At the thought of it, William’s face seemed to change. He looked tired. Suddenly, I could see the weight he’d been carrying around.

“Your money trouble. Is it… bad?”

William looked up at the ceiling and closed his eyes.

The great bulk of his chest grew as he slowly filled with air, then gently deflated again as he slowly released it.

When his eyes opened, the moonlight glinted in his tears.

He walked across the room, smoothly sweeping the joint out of my hand and sticking it in his mouth on the way.

He reached for his book and plucked out a brown envelope.

He passed it to me and sat back against the windowsill, sucking back on the last of the joint.

“Open it,” he said, coughing. “Do you want any more of this?”

I shook my head. “Not without anaesthetic.” He dropped the roach into his glass.

I turned the envelope over in my hands. It was from His Majesty’s Revenue and Customs, the words URGENT: DO NOT IGNORE written across it in red ink. I’d never seen one like that before. I was horrified.

“You’re meant to open these.”

William waved a hand. “You open it.”

I stared at him, unsure if he was serious.

“Please.”

I slid my finger into the corner of the envelope and extracted the letter. It started out boring enough. Then my eyes landed on the number.

“Holy shit, William, you owe HMRC four point three million pounds.”

He sighed, his shoulders slumping.

“Did you know about this?”

He shook his head. “I knew we owed a lot. I had no idea it was so much.”

I kept reading the letter. “William, you’ve only got like five months to pay this. The deadline is Halloween.”

“That’s fittingly ghoulish,” he said, forcing a laugh. “Perhaps this year I should dress up as a taxidermied version of myself? Being as I’m so completely stuffed.”
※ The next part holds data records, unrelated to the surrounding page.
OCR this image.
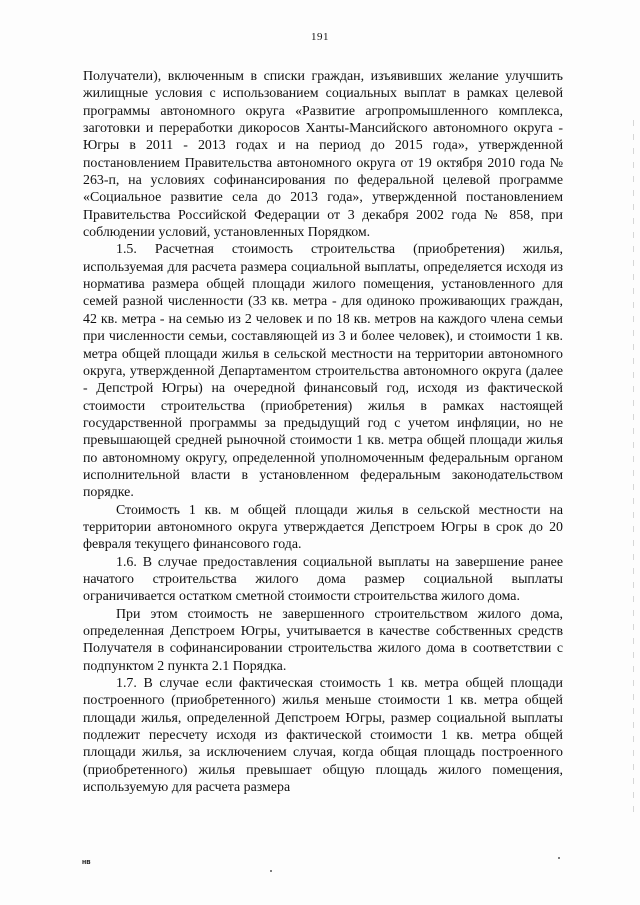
191

Получатели), включенным в списки граждан, изъявивших желание улучшить жилищные условия с использованием социальных выплат в рамках целевой программы автономного округа «Развитие агропромышленного комплекса, заготовки и переработки дикоросов Ханты-Мансийского автономного округа - Югры в 2011 - 2013 годах и на период до 2015 года», утвержденной постановлением Правительства автономного округа от 19 октября 2010 года № 263-п, на условиях софинансирования по федеральной целевой программе «Социальное развитие села до 2013 года», утвержденной постановлением Правительства Российской Федерации от 3 декабря 2002 года № 858, при соблюдении условий, установленных Порядком.

1.5. Расчетная стоимость строительства (приобретения) жилья, используемая для расчета размера социальной выплаты, определяется исходя из норматива размера общей площади жилого помещения, установленного для семей разной численности (33 кв. метра - для одиноко проживающих граждан, 42 кв. метра - на семью из 2 человек и по 18 кв. метров на каждого члена семьи при численности семьи, составляющей из 3 и более человек), и стоимости 1 кв. метра общей площади жилья в сельской местности на территории автономного округа, утвержденной Департаментом строительства автономного округа (далее - Депстрой Югры) на очередной финансовый год, исходя из фактической стоимости строительства (приобретения) жилья в рамках настоящей государственной программы за предыдущий год с учетом инфляции, но не превышающей средней рыночной стоимости 1 кв. метра общей площади жилья по автономному округу, определенной уполномоченным федеральным органом исполнительной власти в установленном федеральным законодательством порядке.

Стоимость 1 кв. м общей площади жилья в сельской местности на территории автономного округа утверждается Депстроем Югры в срок до 20 февраля текущего финансового года.

1.6. В случае предоставления социальной выплаты на завершение ранее начатого строительства жилого дома размер социальной выплаты ограничивается остатком сметной стоимости строительства жилого дома.

При этом стоимость не завершенного строительством жилого дома, определенная Депстроем Югры, учитывается в качестве собственных средств Получателя в софинансировании строительства жилого дома в соответствии с подпунктом 2 пункта 2.1 Порядка.

1.7. В случае если фактическая стоимость 1 кв. метра общей площади построенного (приобретенного) жилья меньше стоимости 1 кв. метра общей площади жилья, определенной Депстроем Югры, размер социальной выплаты подлежит пересчету исходя из фактической стоимости 1 кв. метра общей площади жилья, за исключением случая, когда общая площадь построенного (приобретенного) жилья превышает общую площадь жилого помещения, используемую для расчета размера

нв
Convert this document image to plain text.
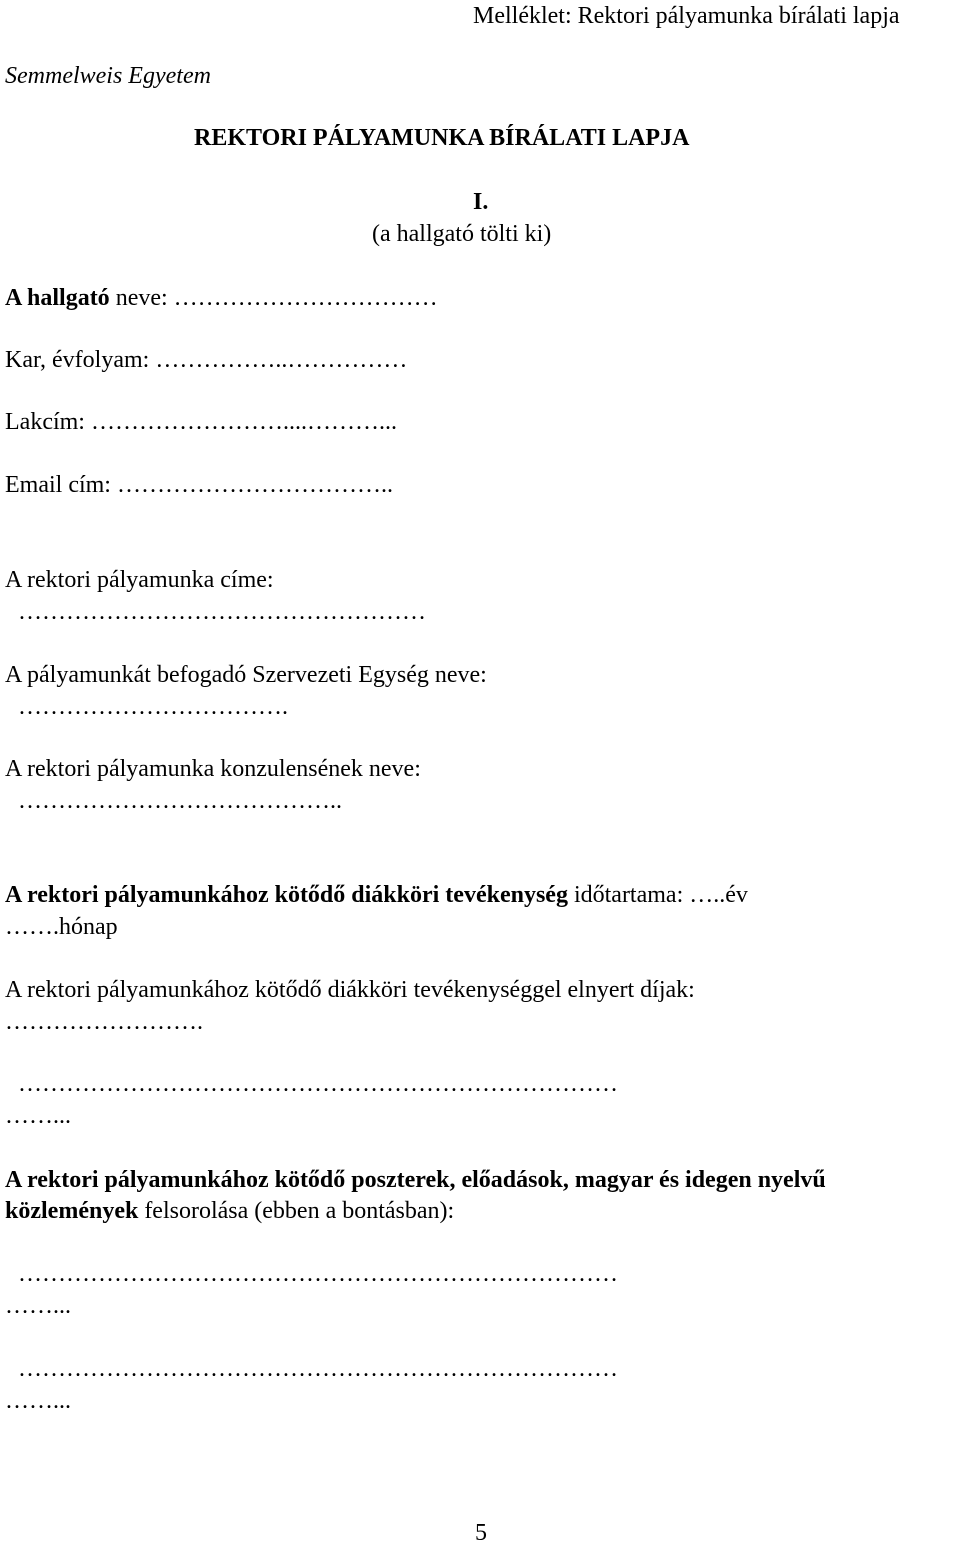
Melléklet: Rektori pályamunka bírálati lapja
Semmelweis Egyetem
REKTORI PÁLYAMUNKA BÍRÁLATI LAPJA
I.
(a hallgató tölti ki)
A hallgató neve: ……………………………
Kar, évfolyam: ……………..……………
Lakcím: ……………………....………...
Email cím: ……………………………..
A rektori pályamunka címe:
……………………………………………
A pályamunkát befogadó Szervezeti Egység neve:
…………………………….
A rektori pályamunka konzulensének neve:
…………………………………..
A rektori pályamunkához kötődő diákköri tevékenység időtartama: …..év
…….hónap
A rektori pályamunkához kötődő diákköri tevékenységgel elnyert díjak:
…………………….
…………………………………………………………………
……...
A rektori pályamunkához kötődő poszterek, előadások, magyar és idegen nyelvű
közlemények felsorolása (ebben a bontásban):
…………………………………………………………………
……...
…………………………………………………………………
……...
5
I couldn’t imagine having that kind of debt. How was William functioning? This letter was dated weeks ago. Why hadn’t he dealt with this? He was going to lose everything.

“Do you have the money?”

“Nowhere near it.”

“What are you doing about it?”

“Well, I thought The Love Manor cheque would help—”

“William, that’s not even going to scratch the sides. What else are you doing?”
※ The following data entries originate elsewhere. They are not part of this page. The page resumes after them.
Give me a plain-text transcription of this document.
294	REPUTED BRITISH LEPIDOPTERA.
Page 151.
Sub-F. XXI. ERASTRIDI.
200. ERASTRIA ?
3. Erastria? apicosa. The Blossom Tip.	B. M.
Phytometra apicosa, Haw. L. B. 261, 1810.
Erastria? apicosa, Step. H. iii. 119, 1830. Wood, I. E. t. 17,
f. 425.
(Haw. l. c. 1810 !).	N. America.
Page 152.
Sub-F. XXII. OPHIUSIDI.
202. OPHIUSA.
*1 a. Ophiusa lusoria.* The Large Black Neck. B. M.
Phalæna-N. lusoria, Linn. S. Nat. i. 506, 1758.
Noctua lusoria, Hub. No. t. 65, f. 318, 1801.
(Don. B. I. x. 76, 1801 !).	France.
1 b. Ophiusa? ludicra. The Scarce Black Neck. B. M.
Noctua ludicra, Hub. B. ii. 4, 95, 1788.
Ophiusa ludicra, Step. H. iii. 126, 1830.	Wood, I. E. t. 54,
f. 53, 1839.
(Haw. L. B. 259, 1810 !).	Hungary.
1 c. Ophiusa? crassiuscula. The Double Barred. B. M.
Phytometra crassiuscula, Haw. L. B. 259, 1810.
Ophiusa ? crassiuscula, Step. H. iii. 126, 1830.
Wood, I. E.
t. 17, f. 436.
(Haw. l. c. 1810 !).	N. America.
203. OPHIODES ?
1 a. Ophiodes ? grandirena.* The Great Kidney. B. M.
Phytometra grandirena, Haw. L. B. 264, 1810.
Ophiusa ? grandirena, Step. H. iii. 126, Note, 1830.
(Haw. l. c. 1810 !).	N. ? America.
He looked stricken and lifted his shoulders. “It all helps, right?”

“How did this happen? I thought these sorts of places were always in a trust?”

“It is. But every ten years you have to pay tax on it. My father didn’t leave enough. He might have had a plan to pay it, but if he did, he didn’t tell me. He might have told David, but…”
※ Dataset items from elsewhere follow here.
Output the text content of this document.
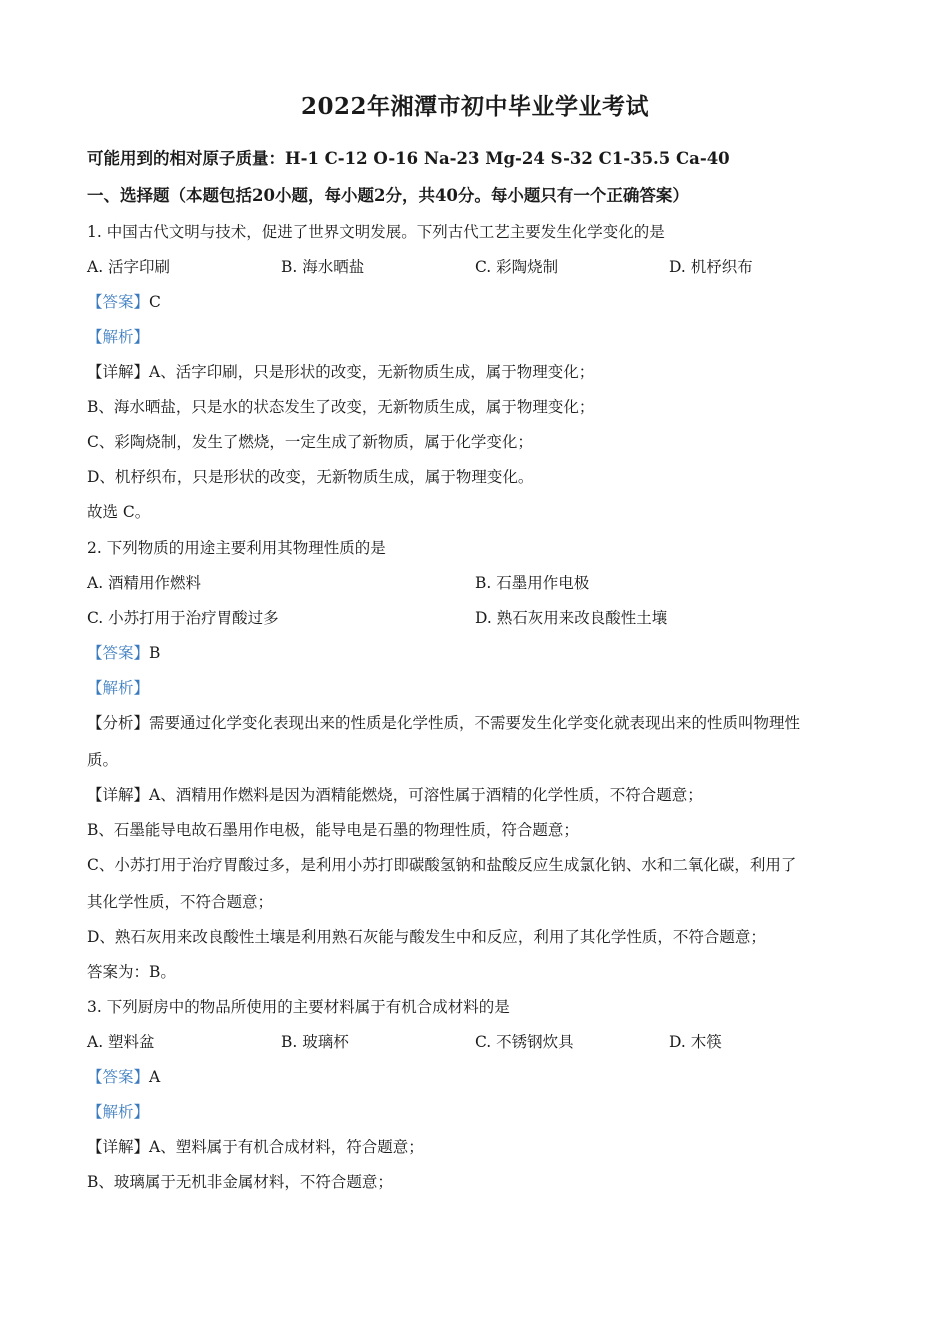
2022年湘潭市初中毕业学业考试
可能用到的相对原子质量：H-1 C-12 O-16 Na-23 Mg-24 S-32 C1-35.5 Ca-40
一、选择题（本题包括20小题，每小题2分，共40分。每小题只有一个正确答案）
1. 中国古代文明与技术，促进了世界文明发展。下列古代工艺主要发生化学变化的是
A. 活字印刷	B. 海水晒盐	C. 彩陶烧制	D. 机杼织布
【答案】C
【解析】
【详解】A、活字印刷，只是形状的改变，无新物质生成，属于物理变化；
B、海水晒盐，只是水的状态发生了改变，无新物质生成，属于物理变化；
C、彩陶烧制，发生了燃烧，一定生成了新物质，属于化学变化；
D、机杼织布，只是形状的改变，无新物质生成，属于物理变化。
故选 C。
2. 下列物质的用途主要利用其物理性质的是
A. 酒精用作燃料	B. 石墨用作电极
C. 小苏打用于治疗胃酸过多	D. 熟石灰用来改良酸性土壤
【答案】B
【解析】
【分析】需要通过化学变化表现出来的性质是化学性质，不需要发生化学变化就表现出来的性质叫物理性
质。
【详解】A、酒精用作燃料是因为酒精能燃烧，可溶性属于酒精的化学性质，不符合题意；
B、石墨能导电故石墨用作电极，能导电是石墨的物理性质，符合题意；
C、小苏打用于治疗胃酸过多，是利用小苏打即碳酸氢钠和盐酸反应生成氯化钠、水和二氧化碳，利用了
其化学性质，不符合题意；
D、熟石灰用来改良酸性土壤是利用熟石灰能与酸发生中和反应，利用了其化学性质，不符合题意；
答案为：B。
3. 下列厨房中的物品所使用的主要材料属于有机合成材料的是
A. 塑料盆	B. 玻璃杯	C. 不锈钢炊具	D. 木筷
【答案】A
【解析】
【详解】A、塑料属于有机合成材料，符合题意；
B、玻璃属于无机非金属材料，不符合题意；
The tears were silently streaming down his face, along his neck and over his chest.

“William, I’m so sorry.”

He turned and rested his hands on the windowsill, looking out across the estate.

“It costs one point two million pounds a year to keep the lights on and everything ticking over,” he said.

“Thank God for the rents. I’ve been doing my best these past three years, but I wasn’t raised to do this.

I was the spare. I wasted my education playing rugby and reading fantasy novels. David would have known what to do.”

I thought of our picnic in the bluebell woods, of all the stories William had told me today, of the obvious pride he took in his family’s centuries of achievement at Buckford. This place was so a part of William, I couldn’t imagine him selling it. Yet the stress it was causing him was clear.